A few weeks ago, I had the chance to evaluate the Play framework, a high-productivity Java web framework. At LinkedIn, we already use Grails and JRuby/Sinatra, so I was curious how Play would compare. The thing that really caught my eye was Play's support for asynchronous programming, which would be immensely useful for fetching data from our many backend services in parallel and supporting comet-style interactions. Unfortunately, the Play documentation seemed a bit sparse and scattered when it came to async programming, so in this post, I'll capture a quick experiment I did and what I found.
Play: threaded or evented?
The documentation for Play recommends the following configuration:
Play is intended to work with very short requests. It uses a fixed thread pool to process requests queued by the HTTP connector. To get optimum results, the thread pool should be as small as possible. We typically use the optimum value of nb of processors + 1 to set the default pool size.
With so few threads to spare, you can't afford to have any of them blocked by I/O. If all your threads are tied up waiting for the DB, the file system, or a remote service, they can't service other requests; those requests end up waiting in a queue and your users get a slow user experience. To avoid this, Play supports asynchronous programming. The typical usage pattern is as follows:
- Use Play or Java NIO libraries to perform I/O asynchronously.
- Each NIO call should return a Promise object, which implements the Future interface
- Suspend the current request - which frees up the current thread - by calling one of the Promise wait methods.
- When the I/O completes, a different thread can pickup the request and continue processing it. To do this, you can use continuations or callbacks.
The ability to suspend a request and devote little-to-no resources to it while it "waits" is what allows Play to handle many concurrent connections with only a tiny thread pool. For each processor on the server, the Play framework effectively represents an evented model, with a single "event loop" to handle all requests. This is very different than the one-thread-per-request model traditionally used by Java web frameworks based on servlets. Depending on the load profile of the server, the evented approach may allow a far greater degree of concurrency than the threaded model; for persistent connections as in comet, the evented model is the only way to go.
Async I/O via continuations
Let's look at an example: as is common with dynamic web applications, processing the current request requires calls to several remote services to gather data before returning a response.
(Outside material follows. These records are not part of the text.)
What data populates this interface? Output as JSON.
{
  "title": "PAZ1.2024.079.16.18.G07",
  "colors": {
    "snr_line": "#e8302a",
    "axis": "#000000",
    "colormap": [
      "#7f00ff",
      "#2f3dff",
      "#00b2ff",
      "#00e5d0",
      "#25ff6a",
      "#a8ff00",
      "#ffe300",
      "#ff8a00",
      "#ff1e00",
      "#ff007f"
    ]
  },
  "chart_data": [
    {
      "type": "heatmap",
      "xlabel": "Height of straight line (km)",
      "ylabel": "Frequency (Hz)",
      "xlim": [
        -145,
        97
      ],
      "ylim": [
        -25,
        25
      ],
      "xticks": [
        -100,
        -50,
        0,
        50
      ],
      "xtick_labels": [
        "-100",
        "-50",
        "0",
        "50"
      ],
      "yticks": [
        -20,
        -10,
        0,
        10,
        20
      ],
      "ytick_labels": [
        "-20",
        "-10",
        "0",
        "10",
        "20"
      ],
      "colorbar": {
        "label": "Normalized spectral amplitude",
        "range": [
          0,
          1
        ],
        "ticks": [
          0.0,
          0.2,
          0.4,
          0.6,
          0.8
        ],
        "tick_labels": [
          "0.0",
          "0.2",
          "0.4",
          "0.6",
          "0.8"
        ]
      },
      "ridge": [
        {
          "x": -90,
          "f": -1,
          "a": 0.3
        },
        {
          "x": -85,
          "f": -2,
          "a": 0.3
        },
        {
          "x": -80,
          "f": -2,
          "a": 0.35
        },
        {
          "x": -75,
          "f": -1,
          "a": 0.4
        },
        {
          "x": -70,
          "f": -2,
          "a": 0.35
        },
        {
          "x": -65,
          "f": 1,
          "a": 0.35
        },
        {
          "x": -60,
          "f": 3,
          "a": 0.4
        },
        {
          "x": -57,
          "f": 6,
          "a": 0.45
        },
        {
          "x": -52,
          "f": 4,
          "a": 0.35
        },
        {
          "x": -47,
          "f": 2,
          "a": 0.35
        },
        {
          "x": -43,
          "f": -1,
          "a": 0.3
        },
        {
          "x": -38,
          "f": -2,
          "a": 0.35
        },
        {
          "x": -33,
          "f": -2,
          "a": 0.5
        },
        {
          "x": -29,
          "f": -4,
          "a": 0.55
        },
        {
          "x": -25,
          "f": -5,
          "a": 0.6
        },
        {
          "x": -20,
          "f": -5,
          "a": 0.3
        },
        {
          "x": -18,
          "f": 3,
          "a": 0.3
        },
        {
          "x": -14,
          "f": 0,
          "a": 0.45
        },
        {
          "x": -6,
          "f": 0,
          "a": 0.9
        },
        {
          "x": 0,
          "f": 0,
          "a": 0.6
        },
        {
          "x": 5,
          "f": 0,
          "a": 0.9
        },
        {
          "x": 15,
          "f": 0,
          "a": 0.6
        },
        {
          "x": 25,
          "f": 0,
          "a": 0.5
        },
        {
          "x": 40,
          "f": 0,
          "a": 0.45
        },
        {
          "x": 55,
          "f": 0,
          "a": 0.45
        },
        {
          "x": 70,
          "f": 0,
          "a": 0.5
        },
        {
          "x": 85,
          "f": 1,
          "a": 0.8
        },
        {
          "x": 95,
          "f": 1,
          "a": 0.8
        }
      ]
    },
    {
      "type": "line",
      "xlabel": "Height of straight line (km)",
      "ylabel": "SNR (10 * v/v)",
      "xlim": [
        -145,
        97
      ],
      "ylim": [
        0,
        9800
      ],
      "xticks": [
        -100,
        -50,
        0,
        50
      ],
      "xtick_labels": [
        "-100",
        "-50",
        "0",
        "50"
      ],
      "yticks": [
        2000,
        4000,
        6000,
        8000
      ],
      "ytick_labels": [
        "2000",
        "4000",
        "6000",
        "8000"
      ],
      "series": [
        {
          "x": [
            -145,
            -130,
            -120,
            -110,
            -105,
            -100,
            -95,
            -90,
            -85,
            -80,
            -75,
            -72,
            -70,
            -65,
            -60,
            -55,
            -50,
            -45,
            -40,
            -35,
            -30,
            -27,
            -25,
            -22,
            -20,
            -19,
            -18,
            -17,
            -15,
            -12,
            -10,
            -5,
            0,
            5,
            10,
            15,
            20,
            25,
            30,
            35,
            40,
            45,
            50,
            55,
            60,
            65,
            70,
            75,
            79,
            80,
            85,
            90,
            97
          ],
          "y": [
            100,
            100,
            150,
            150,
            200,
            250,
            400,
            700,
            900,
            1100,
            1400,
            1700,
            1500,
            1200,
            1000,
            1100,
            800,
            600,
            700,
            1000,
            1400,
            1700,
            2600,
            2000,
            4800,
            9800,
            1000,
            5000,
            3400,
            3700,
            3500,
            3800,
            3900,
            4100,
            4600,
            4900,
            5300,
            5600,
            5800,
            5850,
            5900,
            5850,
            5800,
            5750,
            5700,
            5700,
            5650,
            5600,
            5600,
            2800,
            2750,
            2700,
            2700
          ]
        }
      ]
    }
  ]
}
In this example, we'll do these remote calls in parallel and make sure not to block the request thread while waiting for a response:
We are using Play's WS library, a handy HTTP client with a clean API and support for making requests asynchronously. The getAsync method fires off each HTTP request asynchronously - and consequently, in parallel - and returns a Promise. We wrap all of the Promise objects into a single one using F.Promise.waitAll. When we call await, the Play framework suspends the request and frees up the current thread to process other requests. When all (since we called waitAll) the asynchronous calls are completed, another thread will pickup this request and continue processing at the following line: in this case, the call to render.
Async I/O via callbacks
This example is identical to the previous, except we use an explicit callback instead of a continuation.
If you use JavaScript, this sort of callback mechanism should be familiar to you. Of course, being forced to use anonymous inner classes due to Java's lack of support for closures means the syntax is a bit uglier. However, there is a Scala flavor of Play; I haven't had a chance to try it, but I suspect using closures in Scala would allow for clean syntax here.
Some gotchas
While Play's support for continuations and callbacks is fairly powerful and largely transparent to the programmer, I did stumble upon a couple of gotchas:
Key things to note:
- Values put into renderArgs before the call to await are no longer available when the request is resumed. This is true both for continuations and callbacks. This may be a bug.
- As is typical with Java anonymous inner classes, any variable from the "outer" scope must be declared final to be visible in the inner scope. This is another area where the lack of closures in Java can hurt and where Scala Play may come in handy.
- One thing you might not expect, especially if you're used to JavaScript, is that the call to await is NOT "asynchronous". It actually blocks - or to be more accurate, suspends - the request and no further code is executed until all the Promise objects indicate they are done. The request is then resumed by first calling the callback. Since the last line of the callback calls render, Play renders a response and does not process the request further. In other words, the System.out.println("End") is never executed.
Wrapping up
I enjoyed my time with Play: the community seems very active, hot reload works as advertised, it's reasonably DRY, and the support for async I/O is as good as I've seen in the JVM world. There are a few gotchas and the documentation/JavaDoc needs some improvement, but we will be evaluating Play further to see if it fits in the LinkedIn ecosystem.
Update: the feedback from this post has led to a couple bugs being filed (renderArgs lost when using await() with callback and Improve ‘Asynchronous programming with HTTP’ documentation). Ah, the benefits of an active community on an open source project. Kudos!